Bugünlerde bu soruların cevaplarının çoğunluğu “öğretmen” olarak güncellendi. Zira öğretmenlik ekonomik zorluğu olan günümüzün en kısadan, en favori meslekleri arasına girmeyi başarmışdı.
Bizler için çocukluğumuzun en gözde mesleği tabii ki doktorluktu.
Zaman zaman öğretmenliği isteyen arkadaşlarımıza biraz küçümseyen gözlerle bakardık. Yani işin samimisi öğretmenlik bizim için sanki son yapılacak mesleklerden birisi gibiydi. Yalnız bunu özellikle kendimizin de içinde bulunduğu ortamda, çocukların yaramazlığından kaynaklandığını düşünüyorum. Yani, “yaramaz, şımarık çocuklarla uğraşmak akıl kârı değil” gibisinden öğretmen olmak istemezdik.
O zamanlar işin içindeyken bunlar böyle gelirdi bize. Diğer taraftan çoğumuz sert, disiplinsizliği hiç affetmeyen öğretmenleri genelde sevmezdik. Ancak şimdiki nesili gördükçe sanki o günlerin eğitimi daha faydalıymış gibi geliyor bize.
Bizler, özellikle 5 yıllık ilkokul hayatımızın, yani ilk öğretmenlerimizin adını ve kişiliğini hiç unutmuyoruz. Çünkü bizlere okuma, yazmayı, resim yapmayı, rakamları, toplama, çıkarmayı ve disiplini onlar öğretmiştir. Ana kucağından sonra yabancı kişiler olarak ilk onlarla başbaşa kalmışızdır.
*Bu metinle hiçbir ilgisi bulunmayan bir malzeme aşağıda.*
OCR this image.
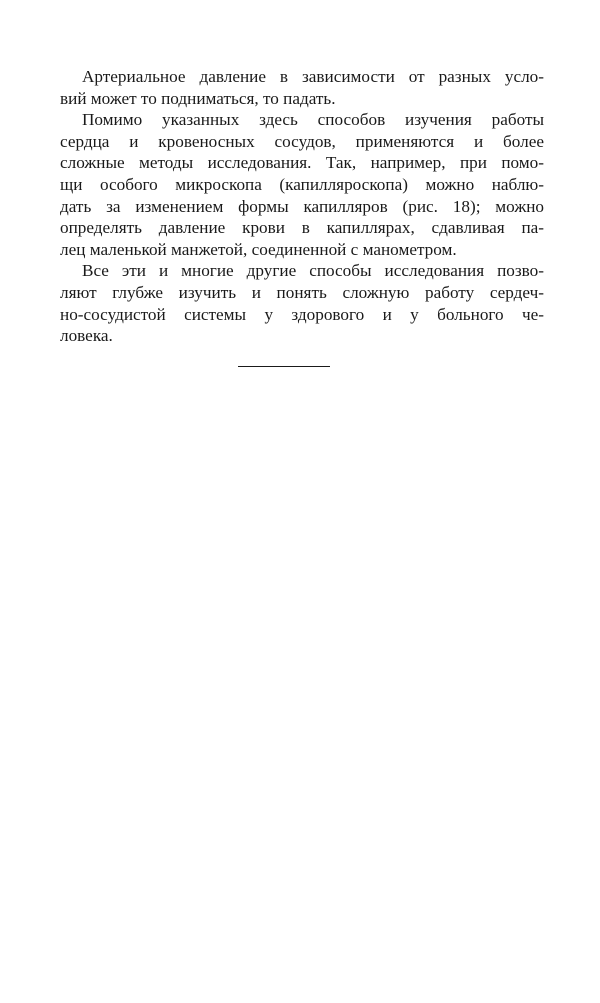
Артериальное давление в зависимости от разных усло-
вий может то подниматься, то падать.
Помимо указанных здесь способов изучения работы
сердца и кровеносных сосудов, применяются и более
сложные методы исследования. Так, например, при помо-
щи особого микроскопа (капилляроскопа) можно наблю-
дать за изменением формы капилляров (рис. 18); можно
определять давление крови в капиллярах, сдавливая па-
лец маленькой манжетой, соединенной с манометром.
Все эти и многие другие способы исследования позво-
ляют глубже изучить и понять сложную работу сердеч-
но-сосудистой системы у здорового и у больного че-
ловека.
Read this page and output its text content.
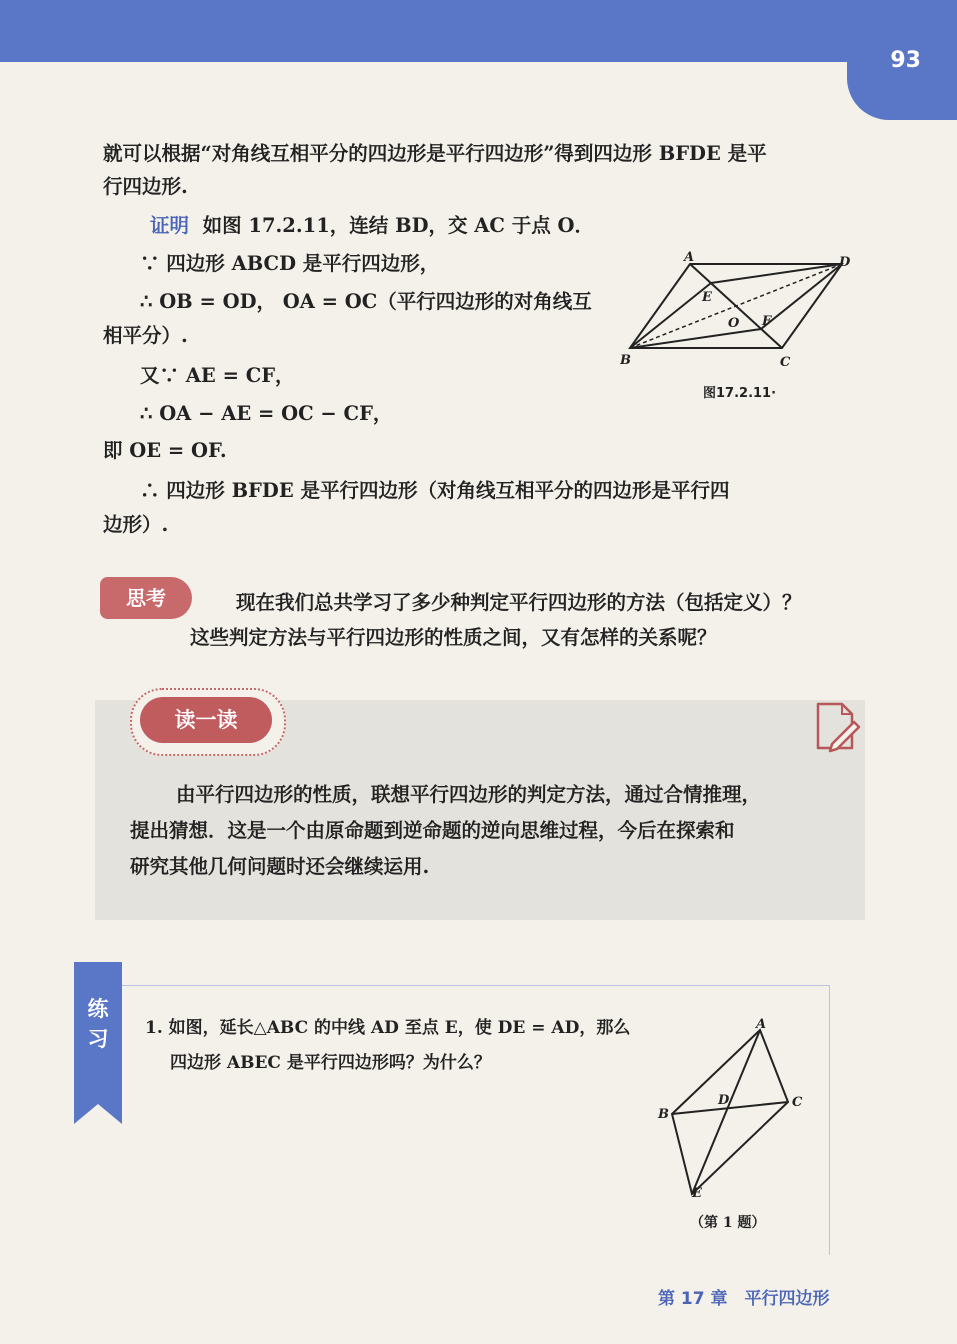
93
就可以根据“对角线互相平分的四边形是平行四边形”得到四边形 BFDE 是平
行四边形.
证明 如图 17.2.11，连结 BD，交 AC 于点 O．
∵ 四边形 ABCD 是平行四边形，
∴ OB = OD， OA = OC（平行四边形的对角线互
相平分）.
又∵ AE = CF，
∴ OA − AE = OC − CF，
即 OE = OF.
∴ 四边形 BFDE 是平行四边形（对角线互相平分的四边形是平行四
边形）.
A	D
B	C
E
F
O
图17.2.11·
思考	现在我们总共学习了多少种判定平行四边形的方法（包括定义）？
这些判定方法与平行四边形的性质之间，又有怎样的关系呢？
读一读
由平行四边形的性质，联想平行四边形的判定方法，通过合情推理，
提出猜想．这是一个由原命题到逆命题的逆向思维过程，今后在探索和
研究其他几何问题时还会继续运用.
练习 1. 如图，延长△ABC 的中线 AD 至点 E，使 DE = AD，那么
四边形 ABEC 是平行四边形吗？为什么？
A
B
C
D
E
（第 1 题）
第 17 章　平行四边形
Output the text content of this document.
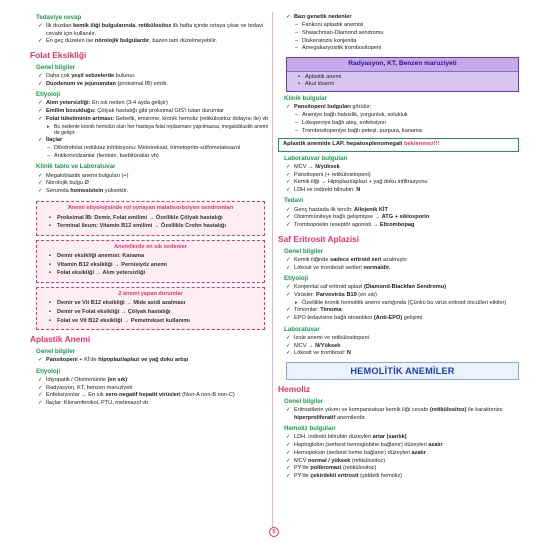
Tedaviye cevap
✓ İlk dozdan kemik iliği bulgularında, retikülositoz ilk hafta içinde ortaya çıkar ve tedavi cevabı için kullanılır.
✓ En geç düzelen ise nörolojik bulgulardır, bazen tam düzelmeyebilir.
Folat Eksikliği
Genel bilgiler
✓ Daha çok yeşil sebzelerde bulunur.
✓ Duodenum ve jejunumdan (proksimal İB) emilir.
Etiyoloji
✓ Alım yetersizliği: En sık neden (3-4 ayda gelişir)
✓ Emilim bozukluğu: Çölyak hastalığı gibi proksimal GIS'i tutan durumlar
✓ Folat tüketiminin artması: Gebelik, emzirme, kronik hemoliz (retikülositoz dolayısı ile) vb
▸ Bu nedenle kronik hemolizi olan her hastaya folat replasmanı yapılmazsa, megaloblastik anemi de gelişir.
✓ İlaçlar
– Dihidrofolat redüktaz inhibisyonu: Metotreksat, trimetoprim-sülfometaksazol
– Antikonvülzanlar (fenitoin, barbitüratlar vb)
Klinik tablo ve Laboratuvar
✓ Megaloblastik anemi bulguları (+)
✓ Nörolojik bulgu Ø
✓ Serumda homosistein yüksektir.
Anemi etiyolojisinde rol oynayan malabsorbsiyon sendromları
• Proksimal İB: Demir, Folat emilimi → Özellikle Çölyak hastalığı
• Terminal ileum: Vitamin B12 emilimi → Özellikle Crohn hastalığı
Anemilerde en sık nedenler
• Demir eksikliği anemisi: Kanama
• Vitamin B12 eksikliği → Pernisiyöz anemi
• Folat eksikliği → Alım yetersizliği
2 anemi yapan durumlar
• Demir ve Vit B12 eksikliği → Mide asidi azalması
• Demir ve Folat eksikliği → Çölyak hastalığı
• Folat ve Vit B12 eksikliği → Pemetrekset kullanımı
Aplastik Anemi
Genel bilgiler
✓ Pansitopeni + Kİ'de hipoplazi/aplazi ve yağ doku artışı
Etiyoloji
✓ İdiyopatik / Otoimmünite (en sık)
✓ Radyasyon, KT, benzen maruziyeti
✓ Enfeksiyonlar → En sık sero-negatif hepatit virüsleri (Non-A non-B non-C)
✓ İlaçlar: Kloramfenikol, PTU, metimazol vb
✓ Bazı genetik nedenler
– Fankoni aplastik anemisi
– Shwachman-Diamond sendromu
– Diskeratozis konjenita
– Amegakaryositik trombositopeni
Radyasyon, KT, Benzen maruziyeti
• Aplastik anemi
• Akut lösemi
Klinik bulgular
✓ Pansitopeni bulguları görülür:
– Aneniye bağlı halsizlik, yorgunluk, solukluk
– Lökopeniye bağlı ateş, enfeksiyon
– Trombositopeniye bağlı peteşi, purpura, kanama
Aplastik anemide LAP, hepatosplenomegali beklenmez!!!
Laboratuvar bulguları
✓ MCV → N/yüksek
✓ Pansitopeni (+ retikülositopeni)
✓ Kemik iliği → Hipoplazi/aplazi + yağ doku infiltrasyonu
✓ LDH ve indirekt bilirubin: N
Tedavi
✓ Genç hastada ilk tercih: Allojenik KİT
✓ Otoimmüniteye bağlı gelişmişse → ATG + siklosporin
✓ Trombopoetin reseptör agonisti → Eltrombopag
Saf Eritrosit Aplazisi
Genel bilgiler
✓ Kemik iliğinde sadece eritroid seri azalmıştır
✓ Lökosit ve trombosit serileri normaldir.
Etiyoloji
✓ Konjenital saf eritroid aplazi (Diamond-Blackfan Sendromu)
✓ Virüsler: Parvovirüs B19 (en sık)
▸ Özellikle kronik hemolitik anemi varlığında (Çünkü bu virüs eritroid öncülleri etkiler)
✓ Timomlar: Timoma
✓ EPO tedavisine bağlı otoantikor (Anti-EPO) gelişimi
Laboratuvar
✓ İzole anemi ve retikülositopeni
✓ MCV → N/Yüksek
✓ Lökosit ve trombosit: N
HEMOLİTİK ANEMİLER
Hemoliz
Genel bilgiler
✓ Eritrositlerin yıkımı ve kompansatuar kemik iliği cevabı (retikülositoz) ile karakterize hiperproliferatif anemilerdir.
Hemoliz bulguları
✓ LDH, indirekt bilirubin düzeyleri artar (sarılık)
✓ Haptoglobin (serbest hemoglobine bağlanır) düzeyleri azalır
✓ Hemopeksin (serbest heme bağlanır) düzeyleri azalır
✓ MCV normal / yüksek (retikülositoz)
✓ PY'de polikromazi (retikülositoz)
✓ PY'de çekirdekli eritrosit (şiddetli hemoliz)
5
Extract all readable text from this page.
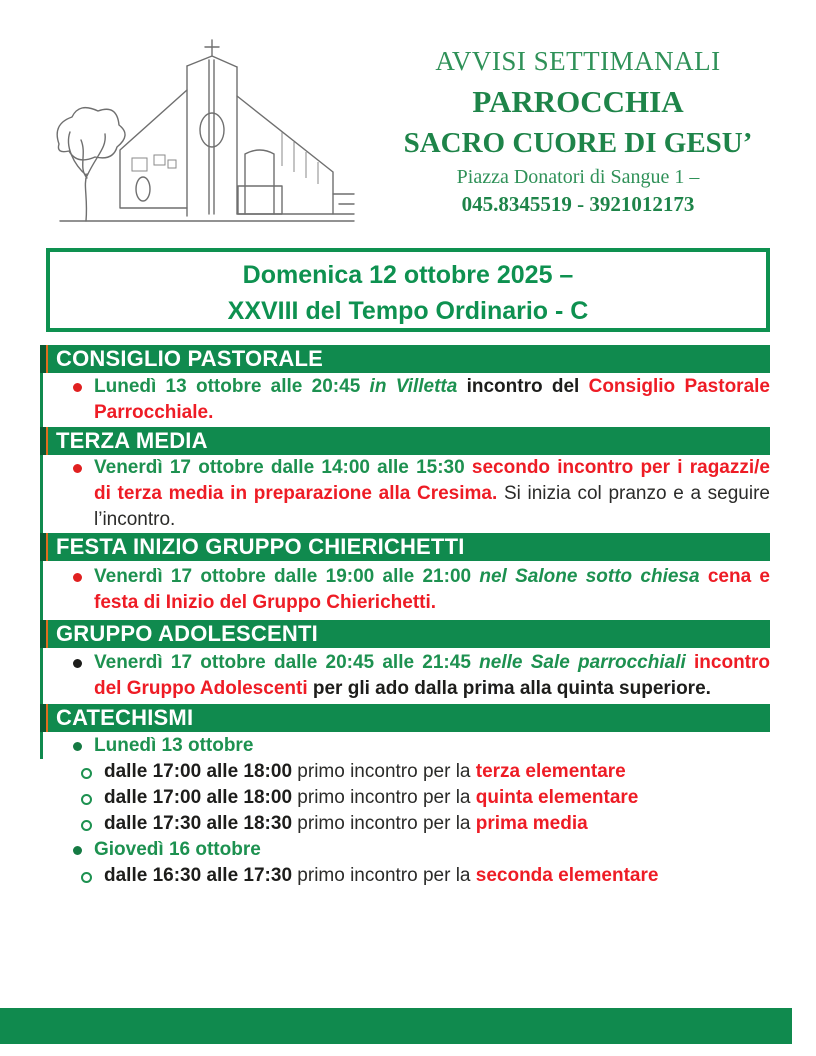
AVVISI SETTIMANALI
PARROCCHIA
SACRO CUORE DI GESU’
Piazza Donatori di Sangue 1 –
045.8345519 - 3921012173
Domenica 12 ottobre 2025 –
XXVIII del Tempo Ordinario - C
CONSIGLIO PASTORALE
Lunedì 13 ottobre alle 20:45 in Villetta incontro del Consiglio Pastorale Parrocchiale.
TERZA MEDIA
Venerdì 17 ottobre dalle 14:00 alle 15:30 secondo incontro per i ragazzi/e di terza media in preparazione alla Cresima. Si inizia col pranzo e a seguire l’incontro.
FESTA INIZIO GRUPPO CHIERICHETTI
Venerdì 17 ottobre dalle 19:00 alle 21:00 nel Salone sotto chiesa cena e festa di Inizio del Gruppo Chierichetti.
GRUPPO ADOLESCENTI
Venerdì 17 ottobre dalle 20:45 alle 21:45 nelle Sale parrocchiali incontro del Gruppo Adolescenti per gli ado dalla prima alla quinta superiore.
CATECHISMI
Lunedì 13 ottobre
dalle 17:00 alle 18:00 primo incontro per la terza elementare
dalle 17:00 alle 18:00 primo incontro per la quinta elementare
dalle 17:30 alle 18:30 primo incontro per la prima media
Giovedì 16 ottobre
dalle 16:30 alle 17:30 primo incontro per la seconda elementare
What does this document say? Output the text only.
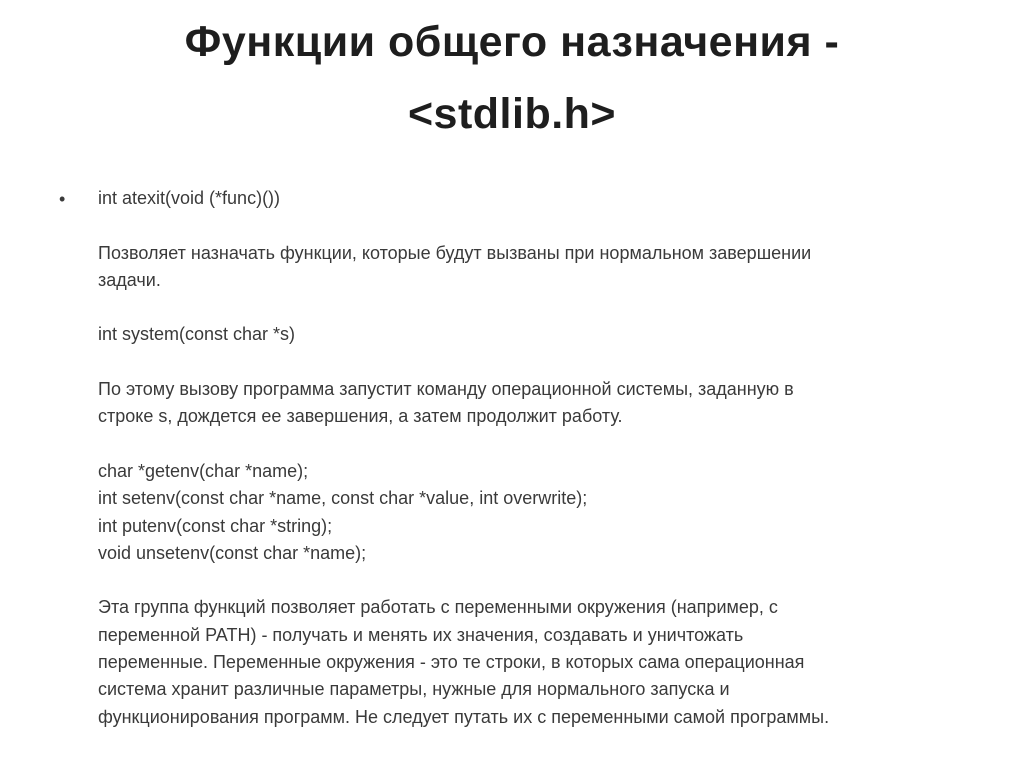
Функции общего назначения -
<stdlib.h>
• int atexit(void (*func)())

Позволяет назначать функции, которые будут вызваны при нормальном завершении

задачи.

int system(const char *s)

По этому вызову программа запустит команду операционной системы, заданную в

строке s, дождется ее завершения, а затем продолжит работу.

char *getenv(char *name);

int setenv(const char *name, const char *value, int overwrite);

int putenv(const char *string);

void unsetenv(const char *name);

Эта группа функций позволяет работать с переменными окружения (например, с

переменной PATH) - получать и менять их значения, создавать и уничтожать

переменные. Переменные окружения - это те строки, в которых сама операционная

система хранит различные параметры, нужные для нормального запуска и

функционирования программ. Не следует путать их с переменными самой программы.
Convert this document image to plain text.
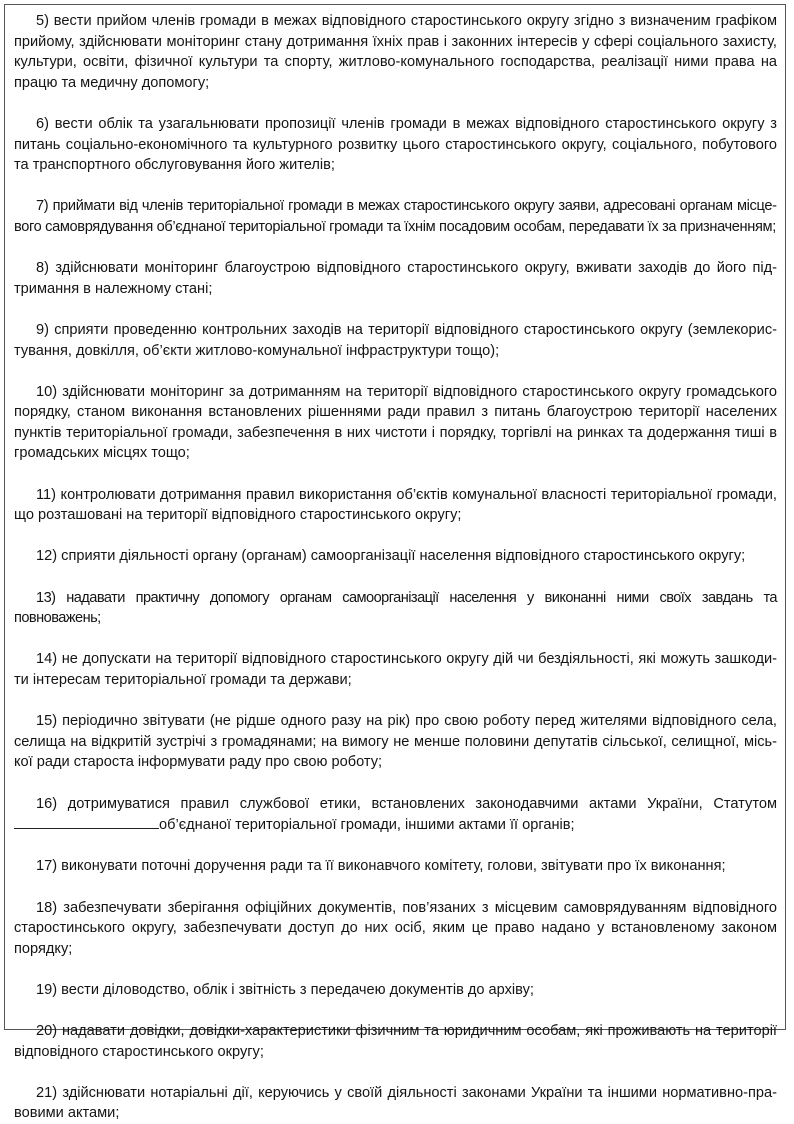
5) вести прийом членів громади в межах відповідного старостинського округу згідно з визначеним графіком прийому, здійснювати моніторинг стану дотримання їхніх прав і законних інтересів у сфері соціального захисту, культури, освіти, фізичної культури та спорту, житлово-комунального господарства, реалізації ними права на працю та медичну допомогу;

6) вести облік та узагальнювати пропозиції членів громади в межах відповідного старостинського округу з питань соціально-економічного та культурного розвитку цього старостинського округу, соціального, побутового та транспортного обслуговування його жителів;

7) приймати від членів територіальної громади в межах старостинського округу заяви, адресовані органам місцевого самоврядування об’єднаної територіальної громади та їхнім посадовим особам, передавати їх за призначенням;

8) здійснювати моніторинг благоустрою відповідного старостинського округу, вживати заходів до його підтримання в належному стані;

9) сприяти проведенню контрольних заходів на території відповідного старостинського округу (землекористування, довкілля, об’єкти житлово-комунальної інфраструктури тощо);

10) здійснювати моніторинг за дотриманням на території відповідного старостинського округу громадського порядку, станом виконання встановлених рішеннями ради правил з питань благоустрою території населених пунктів територіальної громади, забезпечення в них чистоти і порядку, торгівлі на ринках та додержання тиші в громадських місцях тощо;

11) контролювати дотримання правил використання об’єктів комунальної власності територіальної громади, що розташовані на території відповідного старостинського округу;

12) сприяти діяльності органу (органам) самоорганізації населення відповідного старостинського округу;

13) надавати практичну допомогу органам самоорганізації населення у виконанні ними своїх завдань та повноважень;

14) не допускати на території відповідного старостинського округу дій чи бездіяльності, які можуть зашкодити інтересам територіальної громади та держави;

15) періодично звітувати (не рідше одного разу на рік) про свою роботу перед жителями відповідного села, селища на відкритій зустрічі з громадянами; на вимогу не менше половини депутатів сільської, селищної, міської ради староста інформувати раду про свою роботу;

16) дотримуватися правил службової етики, встановлених законодавчими актами України, Статутом об’єднаної територіальної громади, іншими актами її органів;

17) виконувати поточні доручення ради та її виконавчого комітету, голови, звітувати про їх виконання;

18) забезпечувати зберігання офіційних документів, пов’язаних з місцевим самоврядуванням відповідного старостинського округу, забезпечувати доступ до них осіб, яким це право надано у встановленому законом порядку;

19) вести діловодство, облік і звітність з передачею документів до архіву;

20) надавати довідки, довідки-характеристики фізичним та юридичним особам, які проживають на території відповідного старостинського округу;

21) здійснювати нотаріальні дії, керуючись у своїй діяльності законами України та іншими нормативно-правовими актами;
Benim ilkokul öğretmenim rahmetli Sevim Yıldırım idi. Sert, disiplinli, eğitime-öğretime önem veren gerçekten iyi bir öğretmendi. Öğrencisi olarak genellikle ondan tokat yemeyen az insan olmuştur. Ben tokatını yemedim ama bana da hiç yüz vermemiş, bana da olduğunca sert davranmıştır. Son günlerinde hasta olduğunda da ziyaret etme şansına sahip olduğum öğretmenimle adeta helallaşmıştık. Kendisine ve yaşama veda etmiş tüm öğretmenlerimize rahmetler diliyorum.
Her ne olursa olsun öğretmenlik, kutsaldır. Bir öğretmen kendi bildiklerini, yapabildiklerini, görüş ve fikirlerini değil, doğruları öğretmelidir. Bu doğrultuda kendi vicdanı rahat ederken, topluma da vicdanı hür, irfanı hür nesiller yetiştirmenin huzurunu yaşamaktadır.
Toplumdaki her fert öyle ya da böyle ilkokuldan başlayarak eğitimi boyunca öğretmenin öğrettiklerine göre şekil almıştır.
Bir insana okumayı sevdiren veya eğitimden uzaklaştıran kişiler öğretmenlerdir. Onun için öğretmenlik kutsaldır. Onun için yücedir ve değerlidir öğretmenlik.
Hepinizin ellerinden öpüyorum...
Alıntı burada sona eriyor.